DEFINITION of ‘Controlled Insurance Program (CIP)’
An insurance policy which consolidates coverage for contractors and subcontractors into a single policy. A controlled insurance program (CIP) is most often found in construction projects, since these types of projects typically bring together a number of different types of professional groups.
BREAKING DOWN ‘Controlled Insurance Program (CIP)’
The construction of a building carries a number of risks to all parties involved including developers, building owners, contractors, and construction managers. Each of these parties will want to be covered by insurance policies in order to avoid having to pay for damage or injury claims out-of-pocket. In some cases, the individual companies associated with a project will each purchase their own insurance. However, this can create exclusion gaps in which risks are not effectively covered. By joining one single policy, all parties may be able to reduce their overall risk and the cost associated with coverage.

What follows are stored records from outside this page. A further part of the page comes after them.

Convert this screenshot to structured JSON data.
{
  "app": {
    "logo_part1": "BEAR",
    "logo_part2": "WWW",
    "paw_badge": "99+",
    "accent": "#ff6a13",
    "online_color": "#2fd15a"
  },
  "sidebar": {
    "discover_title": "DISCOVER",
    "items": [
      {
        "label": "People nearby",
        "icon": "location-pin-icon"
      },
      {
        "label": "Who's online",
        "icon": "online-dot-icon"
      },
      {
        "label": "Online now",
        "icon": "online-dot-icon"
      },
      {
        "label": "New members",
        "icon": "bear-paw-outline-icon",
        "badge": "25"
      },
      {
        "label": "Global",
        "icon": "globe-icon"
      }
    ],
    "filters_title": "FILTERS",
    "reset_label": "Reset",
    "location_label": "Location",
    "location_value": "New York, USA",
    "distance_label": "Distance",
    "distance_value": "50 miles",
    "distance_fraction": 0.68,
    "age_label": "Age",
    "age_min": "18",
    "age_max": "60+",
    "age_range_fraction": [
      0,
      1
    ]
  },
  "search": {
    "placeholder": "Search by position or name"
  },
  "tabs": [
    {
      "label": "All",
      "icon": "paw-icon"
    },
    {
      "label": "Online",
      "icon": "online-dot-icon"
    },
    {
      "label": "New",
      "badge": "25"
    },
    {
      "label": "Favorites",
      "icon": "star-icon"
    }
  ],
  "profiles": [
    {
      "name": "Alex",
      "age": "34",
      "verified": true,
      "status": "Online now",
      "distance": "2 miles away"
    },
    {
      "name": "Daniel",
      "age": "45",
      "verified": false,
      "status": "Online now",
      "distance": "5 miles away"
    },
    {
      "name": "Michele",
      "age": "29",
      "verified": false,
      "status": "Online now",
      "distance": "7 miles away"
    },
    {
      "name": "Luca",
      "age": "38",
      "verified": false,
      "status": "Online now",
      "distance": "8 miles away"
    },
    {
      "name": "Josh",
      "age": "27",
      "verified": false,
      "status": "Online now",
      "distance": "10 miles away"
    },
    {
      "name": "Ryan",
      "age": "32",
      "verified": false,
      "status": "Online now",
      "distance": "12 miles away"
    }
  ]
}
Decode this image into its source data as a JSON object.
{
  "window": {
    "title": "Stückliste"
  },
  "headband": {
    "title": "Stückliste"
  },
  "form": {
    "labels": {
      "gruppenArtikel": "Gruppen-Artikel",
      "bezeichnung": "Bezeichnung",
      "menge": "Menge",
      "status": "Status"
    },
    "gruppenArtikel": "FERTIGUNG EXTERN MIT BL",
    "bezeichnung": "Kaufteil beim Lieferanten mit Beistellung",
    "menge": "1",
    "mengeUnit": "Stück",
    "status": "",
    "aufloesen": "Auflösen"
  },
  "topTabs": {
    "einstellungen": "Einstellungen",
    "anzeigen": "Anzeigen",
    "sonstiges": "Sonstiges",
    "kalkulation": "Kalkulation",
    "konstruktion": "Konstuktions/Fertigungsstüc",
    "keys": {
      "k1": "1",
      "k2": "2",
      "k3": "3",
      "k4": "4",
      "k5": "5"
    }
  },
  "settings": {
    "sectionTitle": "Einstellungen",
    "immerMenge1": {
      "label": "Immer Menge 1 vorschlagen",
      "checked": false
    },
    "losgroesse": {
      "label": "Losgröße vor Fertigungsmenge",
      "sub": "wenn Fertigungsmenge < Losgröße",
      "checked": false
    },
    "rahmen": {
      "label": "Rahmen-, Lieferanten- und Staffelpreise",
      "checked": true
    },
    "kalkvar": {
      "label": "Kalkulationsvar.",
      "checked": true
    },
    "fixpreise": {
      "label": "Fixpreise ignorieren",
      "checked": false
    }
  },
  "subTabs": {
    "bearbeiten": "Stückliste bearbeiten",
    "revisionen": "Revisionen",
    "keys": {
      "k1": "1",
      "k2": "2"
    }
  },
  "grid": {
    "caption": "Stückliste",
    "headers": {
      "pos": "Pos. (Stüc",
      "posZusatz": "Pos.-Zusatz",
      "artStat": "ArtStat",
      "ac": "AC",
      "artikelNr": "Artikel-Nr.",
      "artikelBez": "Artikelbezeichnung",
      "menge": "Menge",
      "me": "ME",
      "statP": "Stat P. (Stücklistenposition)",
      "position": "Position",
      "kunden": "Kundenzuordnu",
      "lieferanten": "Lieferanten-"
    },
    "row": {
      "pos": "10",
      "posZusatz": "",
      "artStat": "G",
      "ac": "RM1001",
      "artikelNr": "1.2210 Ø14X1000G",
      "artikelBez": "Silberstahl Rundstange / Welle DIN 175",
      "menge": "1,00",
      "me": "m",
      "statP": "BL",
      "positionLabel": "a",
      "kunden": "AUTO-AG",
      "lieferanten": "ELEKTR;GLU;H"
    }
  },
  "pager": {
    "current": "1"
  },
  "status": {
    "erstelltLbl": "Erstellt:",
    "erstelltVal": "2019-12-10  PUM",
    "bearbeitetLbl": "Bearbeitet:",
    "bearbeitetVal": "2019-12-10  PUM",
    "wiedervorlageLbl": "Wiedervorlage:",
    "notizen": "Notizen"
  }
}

Controlled insurance programs (CIP) bring together a variety of different coverages, including workers’ compensation, general liability, employers’ liability, and excess liability. Other types of coverage, such as environmental or professional liability, can be added to the policy language.
Companies that hire a number of contractors or subcontractors to complete a project may use a controlled insurance program to reduce the bids that third-parties submit for their work. Contractors typically include the cost of insuring their employees in bids that they submit. A company that offers an aggregate policy, such as a CIP, can use its buying power to negotiate a better rate than individual contractors may be able to. This means that contractors would not include the cost of insurance in their bids, which lowers the overall bids. This can be done through a buyback deductible methodology.
Using a controlled insurance program does create additional costs. For example, the construction company that may offer the CIP has to administer the policy, analyze more complicated bids, and negotiate with insurers.